With partners Charlie Creighton, Scott Creighton and Andrew Bergeron, Krahenbill purchased 250 giant off-road tires from a manufacturing plant in the Ukraine and began marketing and selling them across the world. Global Tyres then opened dealerships in the United States and formed a partnership with Renova, a tire manufacturing plant in Lima, Peru, that specializes in retreads.
According to Krahenbill, Renova has the technical knowledge to reconstruct the tires back to new tire quality. “They can perform the tire compound and tread design for each application to maximize the tread life,” he says. “They do in-house compound testing and they use the best products – the same products to make new tires.”
Today, Global Tyres serves coal, oil sands, gold mines, iron ore, ports and steel mills and is a direct Michelin, Yokohama and Titan tire dealer. Krahenbill notes that the company’s work is divided equally between new tire sales and retread and repair work.
“It used to be all repair and retread,” he recalls. “I have grown in the new tire [market] because I’ve been able to sign with manufacturers.”
Global Tyres also operates an online, Web-based real time 24/7 tire and management system that allows its customers to track and receive reports about its OTR equipment and tire inventory. “We’re tracking over 400 tires at one of our port customer,” Krahenbill reports.
Global Tyres has benefited from utilizing freight forwarder CV International Inc. CV International Sales Executive Ryan Eaves notes that transportation and logistics can account for a significant portion of the operating budget.
“Due to the large capital investment and expertise that international trade demands, most companies choose to outsource at least a portion of their logistical functions,” he says. “As Global Tyres’ freight forwarder, we are responsible for arranging shipments for export overseas.”
He notes that CV International’s experienced team assists with services ranging from freight forwarding and customs brokerage to international door-to-door delivery. “Our goal is to minimize our customers’ efforts and expense through personalized customer service and a comprehensive approach to their individual needs,” he says.
From the Scrap Heap
Although the poor economy has hurt many companies, it has kept Global Tyres’ repair and retread business strong. “Since the recession hit, things got tightened up,” Krahenbill says, noting that many customers have cut back on spending.
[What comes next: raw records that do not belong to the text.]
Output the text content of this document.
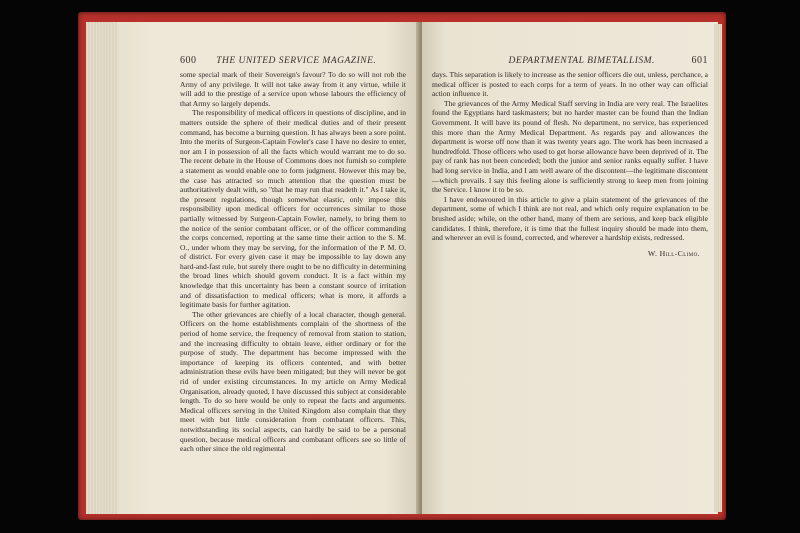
600 THE UNITED SERVICE MAGAZINE.

some special mark of their Sovereign's favour? To do so will not rob the Army of any privilege. It will not take away from it any virtue, while it will add to the prestige of a service upon whose labours the efficiency of that Army so largely depends.

The responsibility of medical officers in questions of discipline, and in matters outside the sphere of their medical duties and of their present command, has become a burning question. It has always been a sore point. Into the merits of Surgeon-Captain Fowler's case I have no desire to enter, nor am I in possession of all the facts which would warrant me to do so. The recent debate in the House of Commons does not furnish so complete a statement as would enable one to form judgment. However this may be, the case has attracted so much attention that the question must be authoritatively dealt with, so "that he may run that readeth it." As I take it, the present regulations, though somewhat elastic, only impose this responsibility upon medical officers for occurrences similar to those partially witnessed by Surgeon-Captain Fowler, namely, to bring them to the notice of the senior combatant officer, or of the officer commanding the corps concerned, reporting at the same time their action to the S. M. O., under whom they may be serving, for the information of the P. M. O. of district. For every given case it may be impossible to lay down any hard-and-fast rule, but surely there ought to be no difficulty in determining the broad lines which should govern conduct. It is a fact within my knowledge that this uncertainty has been a constant source of irritation and of dissatisfaction to medical officers; what is more, it affords a legitimate basis for further agitation.

The other grievances are chiefly of a local character, though general. Officers on the home establishments complain of the shortness of the period of home service, the frequency of removal from station to station, and the increasing difficulty to obtain leave, either ordinary or for the purpose of study. The department has become impressed with the importance of keeping its officers contented, and with better administration these evils have been mitigated; but they will never be got rid of under existing circumstances. In my article on Army Medical Organisation, already quoted, I have discussed this subject at considerable length. To do so here would be only to repeat the facts and arguments. Medical officers serving in the United Kingdom also complain that they meet with but little consideration from combatant officers. This, notwithstanding its social aspects, can hardly be said to be a personal question, because medical officers and combatant officers see so little of each other since the old regimental

DEPARTMENTAL BIMETALLISM.	601

days. This separation is likely to increase as the senior officers die out, unless, perchance, a medical officer is posted to each corps for a term of years. In no other way can official action influence it.

The grievances of the Army Medical Staff serving in India are very real. The Israelites found the Egyptians hard taskmasters; but no harder master can be found than the Indian Government. It will have its pound of flesh. No department, no service, has experienced this more than the Army Medical Department. As regards pay and allowances the department is worse off now than it was twenty years ago. The work has been increased a hundredfold. Those officers who used to get horse allowance have been deprived of it. The pay of rank has not been conceded; both the junior and senior ranks equally suffer. I have had long service in India, and I am well aware of the discontent—the legitimate discontent—which prevails. I say this feeling alone is sufficiently strong to keep men from joining the Service. I know it to be so.

I have endeavoured in this article to give a plain statement of the grievances of the department, some of which I think are not real, and which only require explanation to be brushed aside; while, on the other hand, many of them are serious, and keep back eligible candidates. I think, therefore, it is time that the fullest inquiry should be made into them, and wherever an evil is found, corrected, and wherever a hardship exists, redressed.

W. Hill-Climo.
“They definitely have decided to try to salvage their tires more to make them last longer,” he says. “A lot of steel mills have contacted us to have us go [and look] through their scrap tires.”
Usually, Global Tyres finds that 25 percent of scrap tires can be salvaged. “If you have a tire that’s got 75 percent of the rubber still on it, you can reconstruct and repair it,” Krahenbill says. “It’s definitely a savings.”
Preparing For a Boost
Currently, Global Tyres is enjoying strong business from all of its markets. “The steel industry seems like it’s pretty busy today,” Krahenbill says. “There’s a lot of product going to steel mills so they can produce the steel.” The demand for new and retreads is up by 35 percent over the past year in some accounts.
Krahenbill adds that he is anticipating another shortfall of tires in the oil sands of Alberta, Canada, the copper mines in Chile and the Iron Ore mines in western Australia. “[It won’t be] as bad this time,” he says, but the 57- and 63- inch wheel tires will see a shortage due to the huge amount of new ultra-class haul trucks being ordered and shipped to the mines. More trucks demand more tires, but manufacturers are facing high crude oil and natural rubber prices. “The manufacturers allocated tires out and they can’t produce all the tires needed to keep the trucks off the block piles. A lot of shortfalls are coming.”
This should bring a boost to Global Tyres’ repair and retreading business, Krahenbill says. He also anticipates that the company will add another location in North America, which would be developed with Renova.
He explains that Global Tyres will build a new repair and reconstruction facility, with a retreading plant. While the company now ships the used tires to Renova’s location in Peru, “We would cut out the ocean freight and that would help us out a lot,” he says.